For a few years, I’ve lived with the movie idea that we could make an action comedy, where we just make a specific comedic shift in our perception of history.
We basically “run a story” with the fundamental concept being that the Latvian Folk Band called “Čikāgas Piecīši” was responsible for the disintegration of the Soviet Union.
Alberts Legzdins is like a James Bond type character
Lorija Vuda is super sexy and she lead Michael Gorbachov into believing that he slept with her (which didn’t happen, because she gave him some sleeping powder in his drink), and then she whispers key phrases into his ears, that he then said publicly!
So like, Lorija actually whispered “perestroika” into Gorbachev’s ears as he slept — thinking that they’d had a romantic liaison (which of course did not happen), but Lorija establishes fake “relationships” with key politicians (ha ha maybe with Nancy Reagan too!), and it’s all innocent — but they don’t think it was — so Latvia gets yet another step closer to freedom…
Janīna Ankipāne, well she is a weapons expert. She is adept at martial arts and does all kinds of rolls and action shots on roofs with jumps and explosions and stuff. The Chicago Five was actually responsible for Mathias Rust’s landing in the Red Square (ha ha ha — the Chicago Five bought him the plane!). Money donated at folk music concerts in Chicago, was used to coordinate Mathias’s great caper!
Ha ha ha — the Chicago Five was behind it all! LOL 🙂
Armands Birkens is like the Consumate Gentleman. His clothing is impeccable. He is a divine ladies’ man. The movie puts out his line of clothing for men and women – because he is all about class. Not unfamiliar with disguises, he also dresses as a bum, and gets info from US and Soviet streets – changing character instantly. He is a superior intellect and a theologian as well. In political discussions he plays specific roles and says specific phrases that, in retrospect — “made” specific historical events happen. Why did they happen? Because he delivered the lines with such class that the politicians wanted to “be like him.”
That concert also plays a central role in the film. All kinds of spy activities led up to the film. Alnis Cers barely made it to the concert on time, because he was rushing from a high-speed fighter jet exchange between the Soviet and US military. Alnis is a fighter pilot. With the Chicago Five, he is the bassist. He learned how to play the bass just to be in the band — because the band needed his high-level military expertise. He sources tech, fighter jets, submarines, and always figures out some way to make the governments think that they are working for themselves, when in fact, they are working to restore freedom to Latvia and the Baltic states.
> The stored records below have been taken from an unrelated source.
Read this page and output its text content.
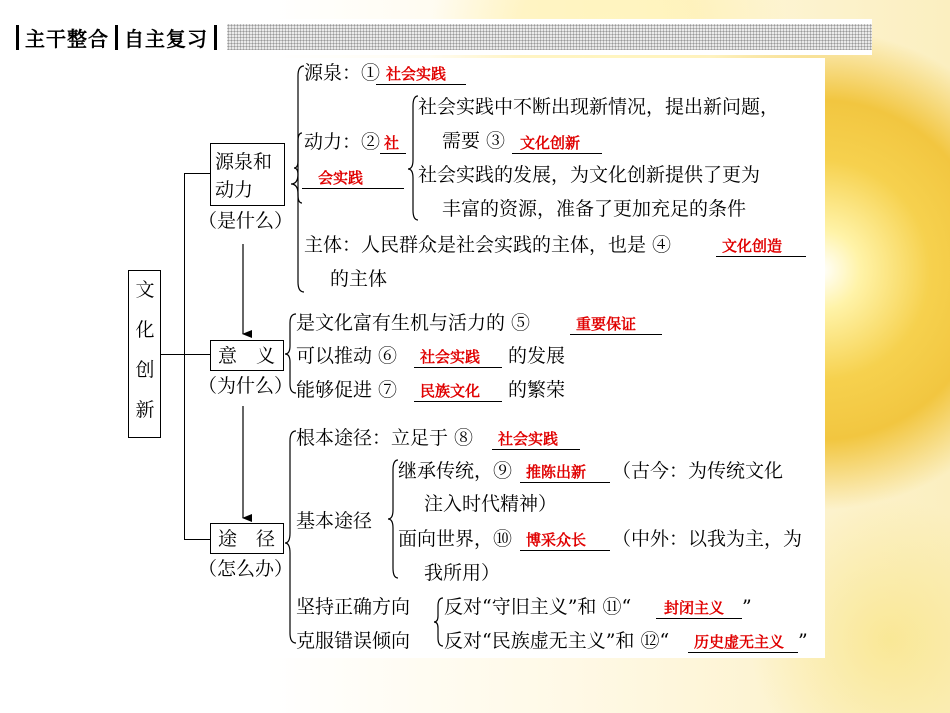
主干整合 自主复习
文
化
创
新
源泉和
动力
（是什么）
源泉：① 社会实践
动力：② 社
会实践
社会实践中不断出现新情况，提出新问题，
需要 ③ 文化创新
社会实践的发展，为文化创新提供了更为
丰富的资源，准备了更加充足的条件
主体：人民群众是社会实践的主体，也是 ④	文化创造
的主体
意　义
（为什么）
是文化富有生机与活力的 ⑤	重要保证
可以推动 ⑥ 社会实践 的发展
能够促进 ⑦ 民族文化 的繁荣
途　径
（怎么办）
根本途径：立足于 ⑧ 社会实践
基本途径
继承传统，⑨ 推陈出新 （古今：为传统文化
注入时代精神）
面向世界，⑩ 博采众长 （中外：以我为主，为
我所用）
坚持正确方向
克服错误倾向
反对“守旧主义”和 ⑪“ 封闭主义 ”
反对“民族虚无主义”和 ⑫“ 历史虚无主义 ”
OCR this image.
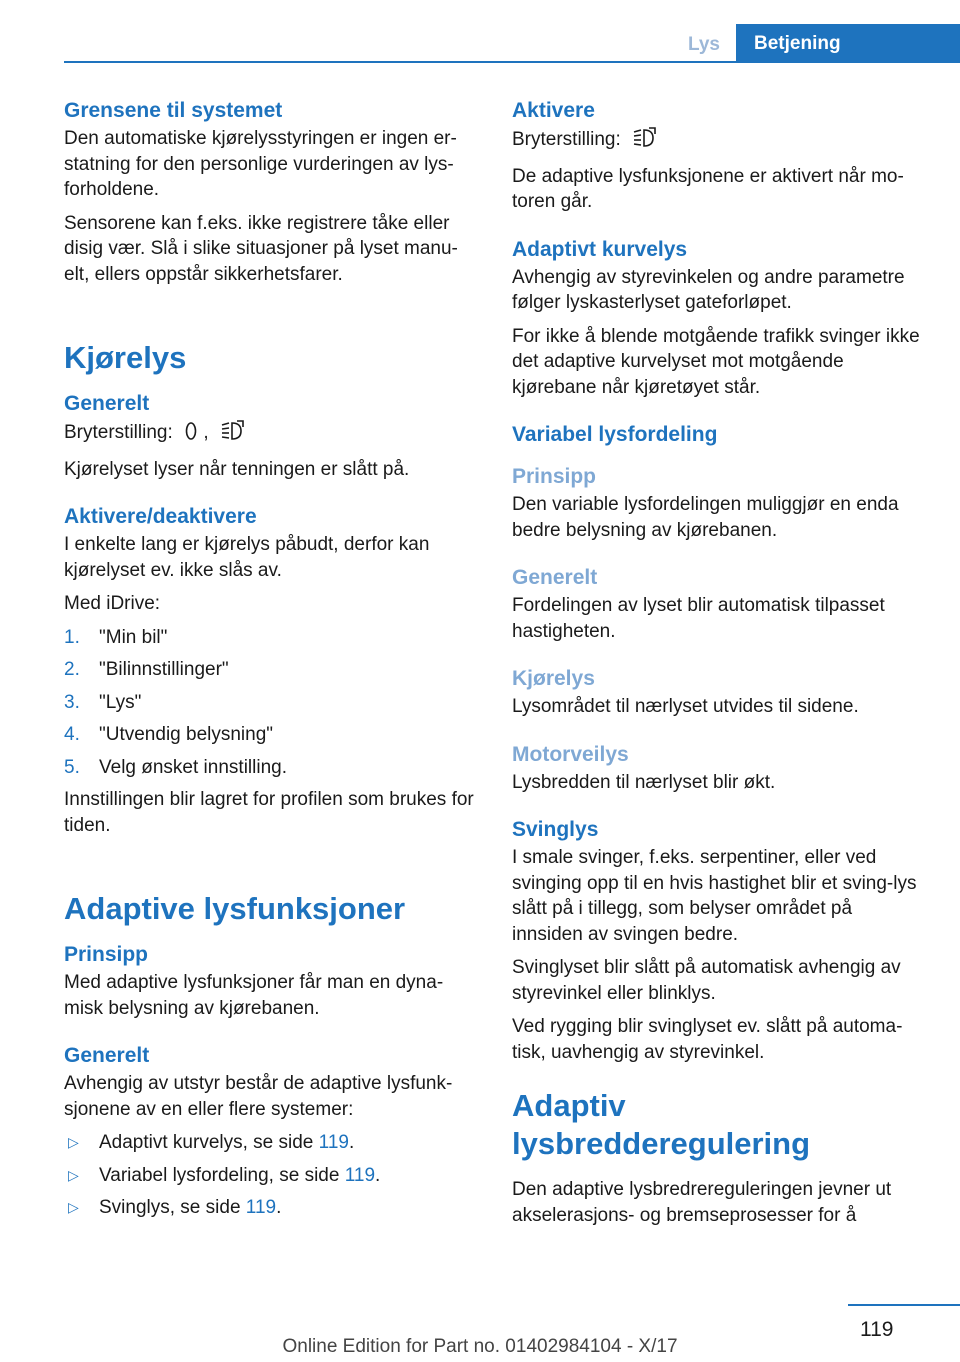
Lys	Betjening
Grensene til systemet

Den automatiske kjørelysstyringen er ingen er-statning for den personlige vurderingen av lys-forholdene.

Sensorene kan f.eks. ikke registrere tåke eller disig vær. Slå i slike situasjoner på lyset manu-elt, ellers oppstår sikkerhetsfarer.

Kjørelys
Generelt

Bryterstilling: ,

Kjørelyset lyser når tenningen er slått på.

Aktivere/deaktivere

I enkelte lang er kjørelys påbudt, derfor kan kjørelyset ev. ikke slås av.

Med iDrive:

1. "Min bil"
2. "Bilinnstillinger"
3. "Lys"
4. "Utvendig belysning"
5. Velg ønsket innstilling.

Innstillingen blir lagret for profilen som brukes for tiden.

Adaptive lysfunksjoner
Prinsipp

Med adaptive lysfunksjoner får man en dyna-misk belysning av kjørebanen.

Generelt

Avhengig av utstyr består de adaptive lysfunk-sjonene av en eller flere systemer:

▷ Adaptivt kurvelys, se side 119.
▷ Variabel lysfordeling, se side 119.
▷ Svinglys, se side 119.
Aktivere

Bryterstilling:

De adaptive lysfunksjonene er aktivert når mo-toren går.

Adaptivt kurvelys

Avhengig av styrevinkelen og andre parametre følger lyskasterlyset gateforløpet.

For ikke å blende motgående trafikk svinger ikke det adaptive kurvelyset mot motgående kjørebane når kjøretøyet står.

Variabel lysfordeling
Prinsipp

Den variable lysfordelingen muliggjør en enda bedre belysning av kjørebanen.

Generelt

Fordelingen av lyset blir automatisk tilpasset hastigheten.

Kjørelys

Lysområdet til nærlyset utvides til sidene.

Motorveilys

Lysbredden til nærlyset blir økt.

Svinglys

I smale svinger, f.eks. serpentiner, eller ved svinging opp til en hvis hastighet blir et sving-lys slått på i tillegg, som belyser området på innsiden av svingen bedre.

Svinglyset blir slått på automatisk avhengig av styrevinkel eller blinklys.

Ved rygging blir svinglyset ev. slått på automa-tisk, uavhengig av styrevinkel.

Adaptiv lysbredderegulering

Den adaptive lysbredrereguleringen jevner ut akselerasjons- og bremseprosesser for å

119
Online Edition for Part no. 01402984104 - X/17
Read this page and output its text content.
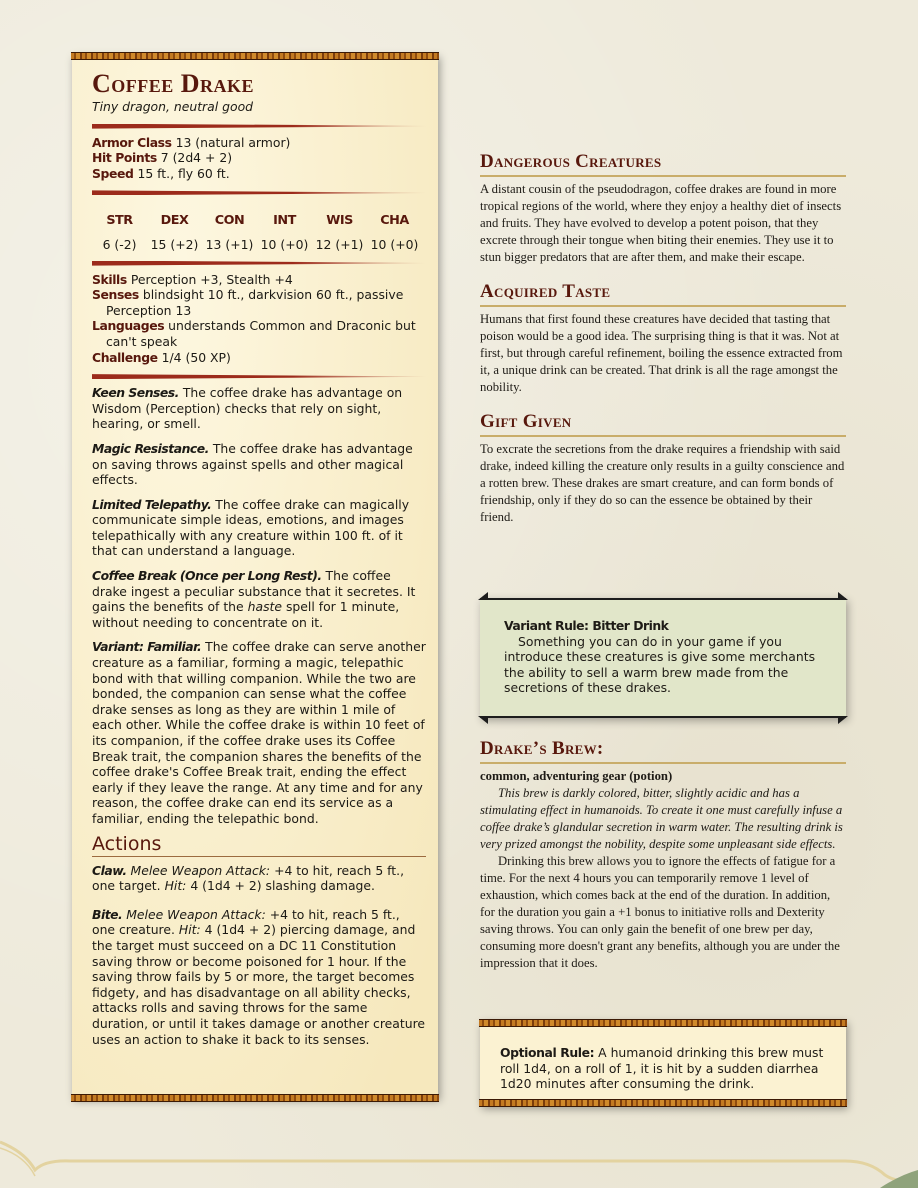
Coffee Drake
Tiny dragon, neutral good
Armor Class 13 (natural armor)
Hit Points 7 (2d4 + 2)
Speed 15 ft., fly 60 ft.
STR
6 (-2)
DEX
15 (+2)
CON
13 (+1)
INT
10 (+0)
WIS
12 (+1)
CHA
10 (+0)
Skills Perception +3, Stealth +4
Senses blindsight 10 ft., darkvision 60 ft., passive Perception 13
Languages understands Common and Draconic but can't speak
Challenge 1/4 (50 XP)

Keen Senses. The coffee drake has advantage on Wisdom (Perception) checks that rely on sight, hearing, or smell.

Magic Resistance. The coffee drake has advantage on saving throws against spells and other magical effects.

Limited Telepathy. The coffee drake can magically communicate simple ideas, emotions, and images telepathically with any creature within 100 ft. of it that can understand a language.

Coffee Break (Once per Long Rest). The coffee drake ingest a peculiar substance that it secretes. It gains the benefits of the haste spell for 1 minute, without needing to concentrate on it.

Variant: Familiar. The coffee drake can serve another creature as a familiar, forming a magic, telepathic bond with that willing companion. While the two are bonded, the companion can sense what the coffee drake senses as long as they are within 1 mile of each other. While the coffee drake is within 10 feet of its companion, if the coffee drake uses its Coffee Break trait, the companion shares the benefits of the coffee drake's Coffee Break trait, ending the effect early if they leave the range. At any time and for any reason, the coffee drake can end its service as a familiar, ending the telepathic bond.

Actions

Claw. Melee Weapon Attack: +4 to hit, reach 5 ft., one target. Hit: 4 (1d4 + 2) slashing damage.

Bite. Melee Weapon Attack: +4 to hit, reach 5 ft., one creature. Hit: 4 (1d4 + 2) piercing damage, and the target must succeed on a DC 11 Constitution saving throw or become poisoned for 1 hour. If the saving throw fails by 5 or more, the target becomes fidgety, and has disadvantage on all ability checks, attacks rolls and saving throws for the same duration, or until it takes damage or another creature uses an action to shake it back to its senses.

Dangerous Creatures

A distant cousin of the pseudodragon, coffee drakes are found in more tropical regions of the world, where they enjoy a healthy diet of insects and fruits. They have evolved to develop a potent poison, that they excrete through their tongue when biting their enemies. They use it to stun bigger predators that are after them, and make their escape.

Acquired Taste

Humans that first found these creatures have decided that tasting that poison would be a good idea. The surprising thing is that it was. Not at first, but through careful refinement, boiling the essence extracted from it, a unique drink can be created. That drink is all the rage amongst the nobility.

Gift Given

To excrate the secretions from the drake requires a friendship with said drake, indeed killing the creature only results in a guilty conscience and a rotten brew. These drakes are smart creature, and can form bonds of friendship, only if they do so can the essence be obtained by their friend.

Variant Rule: Bitter Drink
Something you can do in your game if you introduce these creatures is give some merchants the ability to sell a warm brew made from the secretions of these drakes.
Drake’s Brew:
common, adventuring gear (potion)

This brew is darkly colored, bitter, slightly acidic and has a stimulating effect in humanoids. To create it one must carefully infuse a coffee drake’s glandular secretion in warm water. The resulting drink is very prized amongst the nobility, despite some unpleasant side effects.

Drinking this brew allows you to ignore the effects of fatigue for a time. For the next 4 hours you can temporarily remove 1 level of exhaustion, which comes back at the end of the duration. In addition, for the duration you gain a +1 bonus to initiative rolls and Dexterity saving throws. You can only gain the benefit of one brew per day, consuming more doesn't grant any benefits, although you are under the impression that it does.

Optional Rule: A humanoid drinking this brew must roll 1d4, on a roll of 1, it is hit by a sudden diarrhea 1d20 minutes after consuming the drink.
Uldis Ievāns is the intellectual and comic genius. He was writing for prominent news and comedy shows in the USA. Yet, he was able to help Lorija Vuda develop the hypnotic phrases she would use to “implant” thoughts into the minds of leaders, actors, and politicians. Everything was planned — and they hoped it would work. The group as such knew what their goal was. Uldis sat down and thought it through. He came up with the plans. He was the strategist.
Ilmārs Dzenis is a double agent — but in a good way. He is actually actively a politician in the Soviet Union (we need to find someone that looked like him then and say they were the same person). He makes sure there’s an actual connection with the Soviet Union. He is a telecommunications expert and multi lingual. He speaks perfect Russian and Arabic.
There are 7 members of “The Chicago 5,” why? Because that’s how it was.
They were solely responsible for orchestrating the fall of the Soviet Union, and this movie has it all: action, comedy, romance, suspense — and historical audio visual material that can be presented in a smart, but comedic way.